From calendars to social calls, digital tools are a big part of everyday life, but harnessing the power of digital tools can be challenging for medical practices.
Megan Moreno, MD, PhD, MSEd, MPH, associate professor of Pediatrics at the University of Wisconsin School of Medicine and Public Health, Madison, gave an overview of the opportunities digital tools offer in a session titled “A New #Top10: Using Digital Tools to Promote Health” on November 5 at the American Academy of Pediatrics (AAP) 2018 National Conference and Exhibition in Orlando, Florida.
Moreno gave an overview of how digital tools have developed over the last decade, noting that social media is now used by more than 75% of adults. Social media and other online platforms offer pediatricians a new way to deliver information on health promotion, Moreno says. Highlighting 10 ways to use digital tools in their practices, Moreno discussed digital tools for promoting clinics, building and engaging communities, and collaborating with colleagues and stakeholders.
“While health risks and concerns of digital media remain salient for pediatricians to address in clinic visits, digital tools also can be used in a positive way to promote health,” Moreno told Contemporary Pediatrics ahead of the conference.
Digital tools promote health literacy
In the session, faculty discussed 10 ways in which digital tools, such as interactive media and platforms, gaming, and electronic health records, can be used to help families understand health information, promote healthy behaviors, increase opportunities for quality family time, and help families engage with their pediatrician.
In one of these tips, Moreno encourages pediatricians to seek out new perspectives on social media and the web, such as by reading posts by parents who are vaccine hesitant to better understand their concerns and questions.
“By deliberately seeking out new perspectives, expressed openly by parents or patients, pediatricians can gain new understanding of information that patients may be hesitant to share in a clinic visit,” Moreno says.
Moreno suggests in another tip that pediatricians use their social media pages to connect within their local communities.
“Connecting to local organizations can help pediatricians to know about events and happenings by following local schools and public health departments,” she says. “Building community at the national level, such as following national leaders including the AAP and the Centers for Disease Control and Prevention (CDC), also can allow pediatricians to be in the loop on salient health updates, or retweet or share important reminders, such as flu shot reminders, with patients and families via social media.”
Other tips include encouraging pediatricians to use social media to advocate for kids and ensure child health is at the forefront of policy decisions, and use social media to “nourish themselves by mindfully selecting what to follow, whether it is a source of humor, healthy foods, or inspiring voices.”
Moreno says that while much of the guidance on social media from leaders in the pediatric community initially focused on educating parents about the risks digital tools posed to children, new evidence has also suggested there are some benefits-for children and pediatricians alike.
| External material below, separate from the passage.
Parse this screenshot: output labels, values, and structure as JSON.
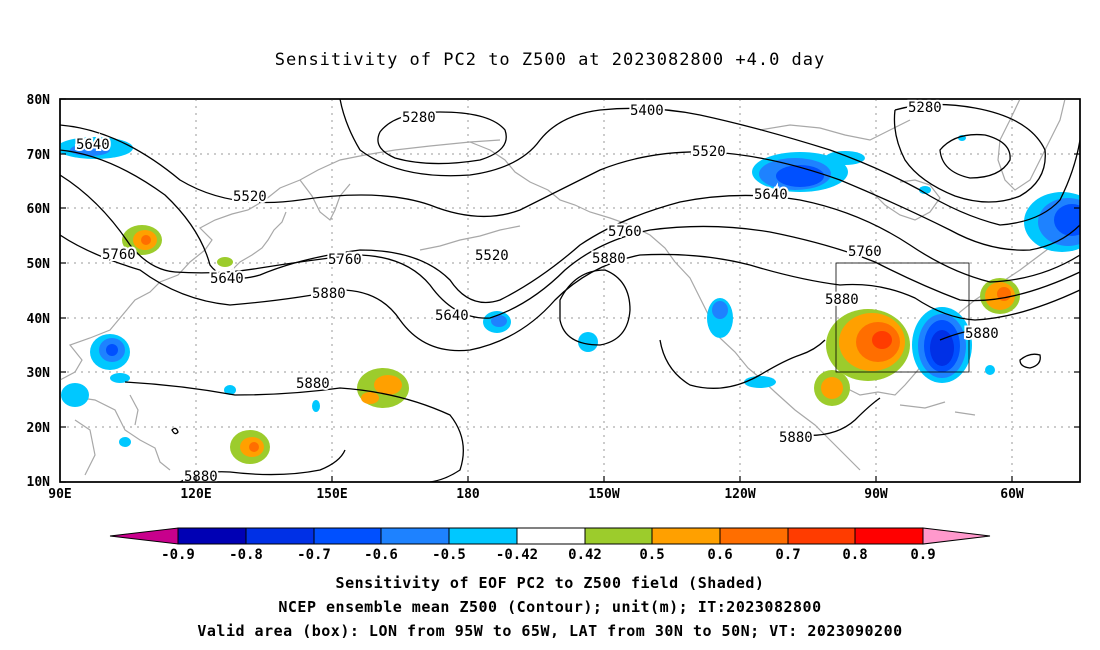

“Digital tools are increasingly recognized as tools, value-neutral and with outcomes depending on how they are used. Benefits of social media use for teens includes social connection, new learning opportunities, an outlet for creativity, and civic engagement,” Moreno says. “Social media has evolved from a concern for teen health to a global phenomenon among teens and adults, to a new tool that can be leveraged by pediatricians for the benefit of their patients and families, their communities, and themselves.”